Episcopal injunctions not infrequently animadvert against this irreverent treatment of the offices. At Catesby in 1442 Isabel Benet asserted that “divine service is chanted at so great speed that no pauses are made,” and at Carrow in 1526 several of the older nuns complained that the sisters sang and said the service more quickly than they ought, without due pauses. A strong injunction sent to Nuncoton in 1531 declares that the hours have been “doon with grete festinacon, haste and without deuocon, contrarye to the good manner and ordre of religion”[919]. Indeed so common was the fault that the Father of Evil was obliged to employ a special devil called Tittivillus, whose sole business it was to collect the dropped syllables and gabbled verses and carry them back to his master in a sack. One rhyme distinguishes carefully between the contents of his sack:
Hii sunt qui psalmos corrumpunt nequiter almos,
Dangler, cum jasper, lepar, galper quoque draggar,
Momeler, forskypper, forereynner, sic et overleper,
Fragmina verborum Tutivillus colligit horum[920].

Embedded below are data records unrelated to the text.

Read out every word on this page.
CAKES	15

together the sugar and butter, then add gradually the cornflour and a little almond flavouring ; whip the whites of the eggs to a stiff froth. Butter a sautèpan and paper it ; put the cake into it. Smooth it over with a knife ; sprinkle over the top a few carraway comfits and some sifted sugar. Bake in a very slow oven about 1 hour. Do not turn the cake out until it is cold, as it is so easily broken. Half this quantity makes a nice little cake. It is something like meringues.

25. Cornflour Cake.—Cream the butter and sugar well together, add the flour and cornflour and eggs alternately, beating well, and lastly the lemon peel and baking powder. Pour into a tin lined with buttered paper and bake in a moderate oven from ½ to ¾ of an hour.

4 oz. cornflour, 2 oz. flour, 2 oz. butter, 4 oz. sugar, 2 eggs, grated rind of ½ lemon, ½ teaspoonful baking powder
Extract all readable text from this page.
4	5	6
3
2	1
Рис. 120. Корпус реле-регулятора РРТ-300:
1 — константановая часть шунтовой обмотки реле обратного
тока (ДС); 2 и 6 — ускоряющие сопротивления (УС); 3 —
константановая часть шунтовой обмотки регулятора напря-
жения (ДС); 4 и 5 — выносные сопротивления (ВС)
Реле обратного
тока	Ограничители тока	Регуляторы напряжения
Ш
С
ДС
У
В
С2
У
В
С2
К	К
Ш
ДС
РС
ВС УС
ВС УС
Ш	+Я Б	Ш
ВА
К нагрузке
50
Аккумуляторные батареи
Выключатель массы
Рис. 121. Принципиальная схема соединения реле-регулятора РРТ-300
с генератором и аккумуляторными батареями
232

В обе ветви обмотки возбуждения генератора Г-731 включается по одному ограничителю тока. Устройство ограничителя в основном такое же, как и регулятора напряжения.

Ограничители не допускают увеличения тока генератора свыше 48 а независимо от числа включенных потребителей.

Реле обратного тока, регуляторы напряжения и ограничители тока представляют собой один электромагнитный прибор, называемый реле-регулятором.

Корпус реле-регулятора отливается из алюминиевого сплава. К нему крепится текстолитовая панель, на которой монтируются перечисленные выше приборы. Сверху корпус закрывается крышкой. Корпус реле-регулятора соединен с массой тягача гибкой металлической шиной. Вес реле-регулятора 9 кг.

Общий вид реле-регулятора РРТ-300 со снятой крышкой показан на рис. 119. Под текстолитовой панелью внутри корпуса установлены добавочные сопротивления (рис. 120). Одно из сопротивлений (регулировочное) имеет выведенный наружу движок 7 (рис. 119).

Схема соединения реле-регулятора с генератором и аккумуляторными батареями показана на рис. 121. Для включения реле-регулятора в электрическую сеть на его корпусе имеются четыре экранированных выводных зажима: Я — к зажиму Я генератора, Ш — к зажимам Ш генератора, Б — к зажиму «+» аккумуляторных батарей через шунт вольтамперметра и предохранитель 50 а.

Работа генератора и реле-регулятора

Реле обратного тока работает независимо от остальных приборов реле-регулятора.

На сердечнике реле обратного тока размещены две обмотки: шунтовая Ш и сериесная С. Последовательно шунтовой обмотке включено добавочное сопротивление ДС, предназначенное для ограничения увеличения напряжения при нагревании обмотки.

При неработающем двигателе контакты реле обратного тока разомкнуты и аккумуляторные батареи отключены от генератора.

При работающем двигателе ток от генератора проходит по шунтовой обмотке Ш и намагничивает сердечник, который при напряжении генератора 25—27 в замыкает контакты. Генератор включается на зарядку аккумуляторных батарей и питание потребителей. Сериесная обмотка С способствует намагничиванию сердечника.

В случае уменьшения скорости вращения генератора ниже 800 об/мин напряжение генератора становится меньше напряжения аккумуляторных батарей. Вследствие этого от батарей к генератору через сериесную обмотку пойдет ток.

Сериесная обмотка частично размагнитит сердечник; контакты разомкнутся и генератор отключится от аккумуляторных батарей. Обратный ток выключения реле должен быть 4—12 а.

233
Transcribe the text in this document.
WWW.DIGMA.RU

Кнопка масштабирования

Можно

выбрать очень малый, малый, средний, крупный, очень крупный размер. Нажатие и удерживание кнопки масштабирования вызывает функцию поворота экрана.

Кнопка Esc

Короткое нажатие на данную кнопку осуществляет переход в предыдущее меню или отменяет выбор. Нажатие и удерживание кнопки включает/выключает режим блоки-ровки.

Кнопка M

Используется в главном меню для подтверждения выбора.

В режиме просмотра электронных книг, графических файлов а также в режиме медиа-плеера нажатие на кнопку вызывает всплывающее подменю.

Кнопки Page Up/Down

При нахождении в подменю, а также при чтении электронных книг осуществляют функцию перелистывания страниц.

A holy Cistercian abbot once interviewed Tittivillus; this is the tale as the nuns of Syon read it in their Myroure of Oure Ladye:
We rede of an holy Abbot of the order of Cystreus that whyle he stode in the quyer at mattyns, he sawe a fende that had a longe and a greate poke hangynge about hys necke, and wente aboute the quyer from one to an other, and wayted bysely after all letters, and syllables, and wordes, and faylynges, that eny made; and them he gathered dylygently and putte them in hys poke. And when he came before the Abbot, waytynge yf oughte had escaped hym, that he myghte have gotten and put in hys bagge; the Abbot was astoned and aferde of the foulenes and mysshape of hym, and sayde vnto hym. What art thow; And he answered and sayd. I am a poure dyuel, and my name ys Tytyuyllus, and I do myne offyce that is commytted vnto me. And what is thyne offyce sayd the Abbot, he answeryd I muste eche day he sayde brynge my master a thousande pokes full of faylynges, and of neglygences in syllables and wordes, that ar done in youre order in redynge and in syngynge. And else I must be sore beten[921].